Климов смотрел на лицо бабы Фроси, на тихоструйное пламя свечи, на воздух, чуть колеблющийся над свечой, и с горьким чувством сопричастности сгоревшей жизни ловил себя на мысли, что созерцание чужой смерти — это ничто иное, как неясное желание убить свои проблемы, уйти от самого себя, от сволочной действительности, изматывающей любого человека, независимо от его нравственных устоев и морали, попытка откреститься — хоть на время! — от ясности ума, которая сродни душевной муке. Ведь это же не зря у гроба происходит странная метаморфоза: даже красивые лица становятся тусклыми и невыразительными. Как будто бы на них запечатлевается зеркальное отображение людской тщеты, заглядывание туда, откуда нет исхода.

И он почувствовал, как зуб снова заныл.

Подперев щеку ладонью, Климов опечаленно подумал, что еще одну бессонную, мучительную ночь он вряд ли перетерпит, а поэтому надо заранее принять таблетку аналгина, может, даже две, так все же будет лучше, основательней, боль надо заглушить, пока она не разыгралась; Климов встал, и тут услышал хрипловатый бас Петра:

— Ну что, Ириша, не приехал дядя Юра?

— Наверно, это он, — услышал Климов голос девочки и вышел в коридор: Приехал, там сидит.

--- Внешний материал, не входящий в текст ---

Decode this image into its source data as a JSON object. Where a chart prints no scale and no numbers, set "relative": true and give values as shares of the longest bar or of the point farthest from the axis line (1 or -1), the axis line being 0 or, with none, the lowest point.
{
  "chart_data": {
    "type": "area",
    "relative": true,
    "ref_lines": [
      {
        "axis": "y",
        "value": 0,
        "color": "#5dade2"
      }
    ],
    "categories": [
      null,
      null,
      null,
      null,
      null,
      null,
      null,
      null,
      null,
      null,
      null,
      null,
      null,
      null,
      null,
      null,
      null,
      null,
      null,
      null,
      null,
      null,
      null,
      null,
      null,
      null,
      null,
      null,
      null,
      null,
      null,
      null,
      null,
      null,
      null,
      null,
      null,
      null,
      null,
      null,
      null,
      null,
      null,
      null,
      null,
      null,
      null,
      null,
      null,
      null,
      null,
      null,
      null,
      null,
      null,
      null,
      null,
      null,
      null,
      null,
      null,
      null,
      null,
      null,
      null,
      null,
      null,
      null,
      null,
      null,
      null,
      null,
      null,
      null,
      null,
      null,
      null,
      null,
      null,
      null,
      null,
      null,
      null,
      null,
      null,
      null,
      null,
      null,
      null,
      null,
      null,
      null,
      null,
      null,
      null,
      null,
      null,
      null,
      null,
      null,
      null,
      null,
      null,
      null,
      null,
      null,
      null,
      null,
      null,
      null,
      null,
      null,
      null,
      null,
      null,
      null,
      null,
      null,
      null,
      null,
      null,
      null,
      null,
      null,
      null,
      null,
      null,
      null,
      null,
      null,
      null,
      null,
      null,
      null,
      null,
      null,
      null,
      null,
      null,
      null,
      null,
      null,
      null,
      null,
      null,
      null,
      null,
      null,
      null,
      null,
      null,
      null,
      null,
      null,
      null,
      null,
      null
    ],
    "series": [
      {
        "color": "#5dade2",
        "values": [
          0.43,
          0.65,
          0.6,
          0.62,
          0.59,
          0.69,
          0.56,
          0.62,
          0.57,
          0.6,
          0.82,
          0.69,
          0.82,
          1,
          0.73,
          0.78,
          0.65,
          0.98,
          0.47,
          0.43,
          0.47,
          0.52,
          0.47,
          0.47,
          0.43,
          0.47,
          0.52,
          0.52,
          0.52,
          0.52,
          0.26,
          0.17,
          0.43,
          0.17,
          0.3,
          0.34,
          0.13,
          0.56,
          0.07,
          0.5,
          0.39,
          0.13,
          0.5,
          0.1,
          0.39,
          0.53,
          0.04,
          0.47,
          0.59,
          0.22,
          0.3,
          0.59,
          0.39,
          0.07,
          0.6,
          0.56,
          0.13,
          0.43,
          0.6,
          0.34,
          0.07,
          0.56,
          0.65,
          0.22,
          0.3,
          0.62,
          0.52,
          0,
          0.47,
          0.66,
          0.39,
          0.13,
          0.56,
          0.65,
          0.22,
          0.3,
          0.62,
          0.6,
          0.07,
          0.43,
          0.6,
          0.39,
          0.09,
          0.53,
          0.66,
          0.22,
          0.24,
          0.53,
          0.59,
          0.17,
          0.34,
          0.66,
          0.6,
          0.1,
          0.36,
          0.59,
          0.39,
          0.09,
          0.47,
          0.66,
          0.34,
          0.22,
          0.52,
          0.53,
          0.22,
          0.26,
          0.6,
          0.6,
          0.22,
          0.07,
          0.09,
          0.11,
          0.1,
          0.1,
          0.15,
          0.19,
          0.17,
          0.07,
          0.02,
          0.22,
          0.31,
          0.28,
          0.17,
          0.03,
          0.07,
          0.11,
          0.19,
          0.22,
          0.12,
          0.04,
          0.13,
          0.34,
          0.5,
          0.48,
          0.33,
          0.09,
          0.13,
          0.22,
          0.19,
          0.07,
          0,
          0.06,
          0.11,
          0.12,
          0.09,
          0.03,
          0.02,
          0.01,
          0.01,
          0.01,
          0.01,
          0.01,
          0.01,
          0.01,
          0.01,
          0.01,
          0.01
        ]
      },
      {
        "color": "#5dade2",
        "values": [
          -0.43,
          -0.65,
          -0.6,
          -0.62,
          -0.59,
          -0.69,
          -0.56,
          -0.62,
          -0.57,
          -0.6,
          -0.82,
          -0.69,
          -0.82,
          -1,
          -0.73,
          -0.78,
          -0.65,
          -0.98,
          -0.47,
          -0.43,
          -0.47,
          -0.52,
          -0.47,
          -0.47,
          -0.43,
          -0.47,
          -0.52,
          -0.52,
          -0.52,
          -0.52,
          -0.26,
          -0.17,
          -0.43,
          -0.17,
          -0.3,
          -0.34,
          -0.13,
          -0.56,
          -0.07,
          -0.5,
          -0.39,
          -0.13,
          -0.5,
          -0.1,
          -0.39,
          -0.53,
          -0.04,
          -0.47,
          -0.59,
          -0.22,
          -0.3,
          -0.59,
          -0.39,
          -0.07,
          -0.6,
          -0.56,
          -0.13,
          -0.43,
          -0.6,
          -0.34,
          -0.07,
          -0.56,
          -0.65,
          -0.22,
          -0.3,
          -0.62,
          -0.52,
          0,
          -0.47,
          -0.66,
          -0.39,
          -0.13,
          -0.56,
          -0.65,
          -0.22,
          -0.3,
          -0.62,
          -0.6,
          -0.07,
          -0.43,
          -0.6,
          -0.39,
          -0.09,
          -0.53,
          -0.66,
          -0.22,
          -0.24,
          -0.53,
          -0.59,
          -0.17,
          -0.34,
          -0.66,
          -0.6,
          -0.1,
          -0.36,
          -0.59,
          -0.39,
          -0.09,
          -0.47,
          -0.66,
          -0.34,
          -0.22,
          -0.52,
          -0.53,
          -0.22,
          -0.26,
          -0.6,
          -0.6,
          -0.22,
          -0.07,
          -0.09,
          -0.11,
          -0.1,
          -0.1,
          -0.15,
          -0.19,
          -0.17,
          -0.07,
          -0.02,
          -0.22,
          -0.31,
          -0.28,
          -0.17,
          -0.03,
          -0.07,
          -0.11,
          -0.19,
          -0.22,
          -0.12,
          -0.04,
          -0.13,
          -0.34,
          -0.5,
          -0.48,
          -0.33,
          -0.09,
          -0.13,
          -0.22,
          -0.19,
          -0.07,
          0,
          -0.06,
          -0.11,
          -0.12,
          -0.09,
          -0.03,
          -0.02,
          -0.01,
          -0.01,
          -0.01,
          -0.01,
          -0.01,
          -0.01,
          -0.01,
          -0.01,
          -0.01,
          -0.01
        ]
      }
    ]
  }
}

Она не могла видеть Климова, зато его увидел Петр.

— Здорово, брат.

— Здорово.

Последний раз они встречались, если память Климову не изменяла, восемь лет назад — как летит время! да и то случайно, на вокзале в Сочи, оказалось, рядом отдыхали семьями, только Петр «дикарем», а Климов в санатории. Годы совершенно не сказались ни на его внешности, ни на его характере. Все тот же богатырский разворот в плечах, порывистость, открытость, прямота суждений. Он был на голову выше Климова, хотя и его Бог ростом не обидел. Темно-серая куртка «канадка» с капюшоном делала его еще внушительней. Большие залысины укрупняли лоб, а прямые с легким разлетом брови, как бы подчеркивали голубизну глаз.

Поджидающая рука мощно захватила ладонь Климова и чувствительно ее встряхнула.

— С приездом.

— Спасибо.

— Вот видишь, Петр извиняющимся было тоном начал фразу* но Климов взял его под локоть, подтолкнул к дверям, на улицу. Поговорить: на кухне хлопотали женщины.

С виноватой напряженностью Климов спросил, когда «это случилось», как произошло? Петр ответил, что, как минимум, два дня назад: соседка принесла кефир, но…

— Бабы Фроси уже не было. Скончалась.

— И ты сразу дал мне телеграмму?

— Как только узнал.

Когда люди чего-нибудь не понимают, у них резко меняется выражение глаз. И вообще, лицо становится другим. Одни хмурят брови, другие поджимают губы, третьи начинают улыбаться, словно извиняясь за свою недоуменностъ и растерянность.

Петр отстранился.

— Ты это к чему?

Климову стало неловко. В самом деле, что это он так, словно ведет допрос.

— Прости. Привычка доконала. Я ведь просто так и говорить-то разучился…

— Ладно, понял. Петр глянул на часы.